I think of this as basically “solving alignment in the limit”

Does this actually make sense to do?

Why not solve alignment via practical means (i.e., AI control) and then have them do the hard stuff?

Why not try to buy more time via doing politics / communication?


I maintain that probably ~50% of AI safety resources (at least) should be dedicated to AI control.

But here’s some potential motivation for thinking about scalable alignment now:

  • maybe there’s a long critical path
  • maybe having humans in the loop that have some ideas / intuitions for good directions to direct the AIs on is good
  • maybe solving this tricky theoretical problem has bottlenecks, and so doesn’t get as much benefit from parallelization
  • generally, maybe this becomes a problem before AIs can solve it.

anyways, I’m not advocating for too much AI safety researchers to be allocated to scalable alignment

although if all the mathematicians in the world decided to give a stab (or even a concerted effort) at solving scalable alignment I wouldn’t complain :P (assuming they didn’t accidentally boost capabilities… which is a pretty strong assumption. but i digress)

but i think its a good option for me and there aren’t any easy better options. so ill stick to it for now and re-evaluate at some unspecified future point in time :P

but for real I’d like some ppl allocated to thinking about a longer term stable solution.

and its not clear whether other things like “politics” are more or less cursed than theory anyways.

anyways, lets go find an easy to implement competitive cheap alignment algorithm!!!


some more takes:

There are a lot of things which amount to buying time.
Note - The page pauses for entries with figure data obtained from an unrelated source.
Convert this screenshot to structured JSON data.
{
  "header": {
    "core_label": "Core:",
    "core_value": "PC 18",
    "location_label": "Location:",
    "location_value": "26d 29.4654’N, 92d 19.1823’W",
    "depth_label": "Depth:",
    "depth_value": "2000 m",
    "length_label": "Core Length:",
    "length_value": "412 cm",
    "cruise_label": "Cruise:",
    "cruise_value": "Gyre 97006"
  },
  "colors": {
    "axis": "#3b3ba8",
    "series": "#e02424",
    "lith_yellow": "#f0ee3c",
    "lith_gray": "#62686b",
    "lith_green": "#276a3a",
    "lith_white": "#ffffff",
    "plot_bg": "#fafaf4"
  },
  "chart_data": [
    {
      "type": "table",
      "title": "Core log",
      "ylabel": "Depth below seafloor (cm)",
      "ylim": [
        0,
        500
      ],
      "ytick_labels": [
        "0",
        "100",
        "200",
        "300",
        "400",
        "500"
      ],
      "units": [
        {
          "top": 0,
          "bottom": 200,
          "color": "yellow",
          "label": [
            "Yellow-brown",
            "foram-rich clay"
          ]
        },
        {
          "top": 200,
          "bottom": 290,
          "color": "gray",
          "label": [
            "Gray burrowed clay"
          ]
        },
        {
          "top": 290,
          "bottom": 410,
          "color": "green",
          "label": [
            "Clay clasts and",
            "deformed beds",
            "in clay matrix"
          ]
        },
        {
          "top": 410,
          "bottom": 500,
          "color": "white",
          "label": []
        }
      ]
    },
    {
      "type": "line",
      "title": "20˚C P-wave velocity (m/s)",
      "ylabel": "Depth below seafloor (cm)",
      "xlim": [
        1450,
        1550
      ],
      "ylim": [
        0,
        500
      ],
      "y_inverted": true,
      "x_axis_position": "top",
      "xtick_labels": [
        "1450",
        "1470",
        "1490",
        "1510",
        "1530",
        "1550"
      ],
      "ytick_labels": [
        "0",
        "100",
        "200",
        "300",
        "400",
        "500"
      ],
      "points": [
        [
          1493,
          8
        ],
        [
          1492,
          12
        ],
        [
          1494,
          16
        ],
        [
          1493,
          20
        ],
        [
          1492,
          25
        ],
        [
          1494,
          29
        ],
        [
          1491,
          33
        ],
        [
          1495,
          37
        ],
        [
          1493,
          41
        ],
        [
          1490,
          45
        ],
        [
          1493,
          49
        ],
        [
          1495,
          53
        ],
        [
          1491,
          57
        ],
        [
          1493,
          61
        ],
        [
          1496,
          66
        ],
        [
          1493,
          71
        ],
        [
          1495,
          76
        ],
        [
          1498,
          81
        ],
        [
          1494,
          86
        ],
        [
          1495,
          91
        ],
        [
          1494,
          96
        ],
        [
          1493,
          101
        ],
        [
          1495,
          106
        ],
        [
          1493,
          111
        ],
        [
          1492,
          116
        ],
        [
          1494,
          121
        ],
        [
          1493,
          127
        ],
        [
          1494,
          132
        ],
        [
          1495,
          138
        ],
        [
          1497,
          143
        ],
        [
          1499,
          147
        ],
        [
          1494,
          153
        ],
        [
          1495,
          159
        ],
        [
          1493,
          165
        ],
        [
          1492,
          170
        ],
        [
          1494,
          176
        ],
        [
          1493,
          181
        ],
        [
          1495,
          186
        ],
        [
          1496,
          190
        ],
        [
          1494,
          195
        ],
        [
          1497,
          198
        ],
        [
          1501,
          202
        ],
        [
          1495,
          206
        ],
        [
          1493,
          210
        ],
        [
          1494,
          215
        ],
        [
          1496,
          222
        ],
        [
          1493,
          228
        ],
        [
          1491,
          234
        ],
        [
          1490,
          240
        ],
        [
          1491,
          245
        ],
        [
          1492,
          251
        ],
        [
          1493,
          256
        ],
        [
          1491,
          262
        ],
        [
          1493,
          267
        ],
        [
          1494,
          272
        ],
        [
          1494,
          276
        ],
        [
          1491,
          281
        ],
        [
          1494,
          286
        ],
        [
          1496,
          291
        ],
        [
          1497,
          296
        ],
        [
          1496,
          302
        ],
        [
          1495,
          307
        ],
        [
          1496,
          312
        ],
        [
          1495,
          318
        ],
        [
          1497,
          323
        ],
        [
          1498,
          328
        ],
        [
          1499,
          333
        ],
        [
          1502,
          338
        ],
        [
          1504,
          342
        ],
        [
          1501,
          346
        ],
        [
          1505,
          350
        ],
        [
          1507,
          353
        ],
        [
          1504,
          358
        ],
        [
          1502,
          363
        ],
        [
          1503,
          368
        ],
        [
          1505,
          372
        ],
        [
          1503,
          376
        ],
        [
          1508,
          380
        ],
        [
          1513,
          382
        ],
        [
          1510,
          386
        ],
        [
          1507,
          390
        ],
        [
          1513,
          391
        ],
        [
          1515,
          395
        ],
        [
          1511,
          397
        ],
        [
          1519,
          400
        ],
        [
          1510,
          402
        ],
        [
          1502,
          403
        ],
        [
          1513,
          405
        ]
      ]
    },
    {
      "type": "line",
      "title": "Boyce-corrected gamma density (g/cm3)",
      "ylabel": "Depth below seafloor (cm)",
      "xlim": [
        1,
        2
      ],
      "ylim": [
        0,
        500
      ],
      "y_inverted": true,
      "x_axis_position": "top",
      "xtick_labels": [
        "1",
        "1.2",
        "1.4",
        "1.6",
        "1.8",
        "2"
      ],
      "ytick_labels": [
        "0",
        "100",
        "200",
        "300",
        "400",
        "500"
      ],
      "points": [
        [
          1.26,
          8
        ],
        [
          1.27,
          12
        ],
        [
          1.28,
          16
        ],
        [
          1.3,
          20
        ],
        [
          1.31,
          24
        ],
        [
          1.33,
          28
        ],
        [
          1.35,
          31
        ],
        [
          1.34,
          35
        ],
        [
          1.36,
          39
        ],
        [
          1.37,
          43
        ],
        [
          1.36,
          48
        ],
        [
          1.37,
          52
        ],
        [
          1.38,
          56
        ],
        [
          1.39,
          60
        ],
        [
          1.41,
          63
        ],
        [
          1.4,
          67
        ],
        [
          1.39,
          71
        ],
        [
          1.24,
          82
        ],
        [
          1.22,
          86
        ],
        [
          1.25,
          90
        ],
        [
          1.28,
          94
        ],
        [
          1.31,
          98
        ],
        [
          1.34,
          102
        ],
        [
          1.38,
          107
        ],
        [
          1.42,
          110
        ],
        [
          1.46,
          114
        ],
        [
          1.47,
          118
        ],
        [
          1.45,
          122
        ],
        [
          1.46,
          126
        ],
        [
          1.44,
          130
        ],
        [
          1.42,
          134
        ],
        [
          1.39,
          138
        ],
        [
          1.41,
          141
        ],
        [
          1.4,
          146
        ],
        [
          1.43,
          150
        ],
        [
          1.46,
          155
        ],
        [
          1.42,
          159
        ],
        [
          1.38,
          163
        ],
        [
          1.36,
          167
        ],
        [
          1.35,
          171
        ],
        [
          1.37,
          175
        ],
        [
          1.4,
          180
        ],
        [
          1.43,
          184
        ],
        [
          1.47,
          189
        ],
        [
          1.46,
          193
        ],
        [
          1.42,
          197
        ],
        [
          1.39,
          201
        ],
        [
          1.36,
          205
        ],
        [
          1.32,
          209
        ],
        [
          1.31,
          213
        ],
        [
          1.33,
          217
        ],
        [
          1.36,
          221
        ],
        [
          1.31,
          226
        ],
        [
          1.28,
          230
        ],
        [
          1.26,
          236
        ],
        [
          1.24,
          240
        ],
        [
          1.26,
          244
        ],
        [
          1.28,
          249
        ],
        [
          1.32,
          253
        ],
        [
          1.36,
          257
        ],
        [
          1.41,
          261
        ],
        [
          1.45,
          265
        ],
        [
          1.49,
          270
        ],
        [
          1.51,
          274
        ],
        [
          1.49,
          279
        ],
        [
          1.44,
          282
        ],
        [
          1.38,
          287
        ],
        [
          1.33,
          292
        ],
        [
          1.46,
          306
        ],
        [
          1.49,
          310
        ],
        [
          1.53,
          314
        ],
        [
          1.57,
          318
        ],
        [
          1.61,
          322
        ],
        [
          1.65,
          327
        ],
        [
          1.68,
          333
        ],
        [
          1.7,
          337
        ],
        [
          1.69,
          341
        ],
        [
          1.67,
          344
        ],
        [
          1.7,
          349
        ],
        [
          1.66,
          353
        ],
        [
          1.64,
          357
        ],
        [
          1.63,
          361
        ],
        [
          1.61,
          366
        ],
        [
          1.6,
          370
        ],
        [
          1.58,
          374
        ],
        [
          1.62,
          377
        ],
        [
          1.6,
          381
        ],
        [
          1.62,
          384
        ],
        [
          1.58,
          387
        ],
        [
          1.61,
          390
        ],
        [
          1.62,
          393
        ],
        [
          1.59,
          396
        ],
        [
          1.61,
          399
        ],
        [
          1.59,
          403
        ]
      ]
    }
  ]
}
For instance, trying to garner political will to slow stuff down, or implementing control measures.

But, what are we buying time for?

I think we should be buying time for getting a scalable alignment solution.

I think I have some skills for thinking about this, and it’s not very saturated.

being helpful on technical stuff is only going to happen in the far right tails.

so I’m officially going to not worry about whether or not my plan is reasonable or not for the next 5 months.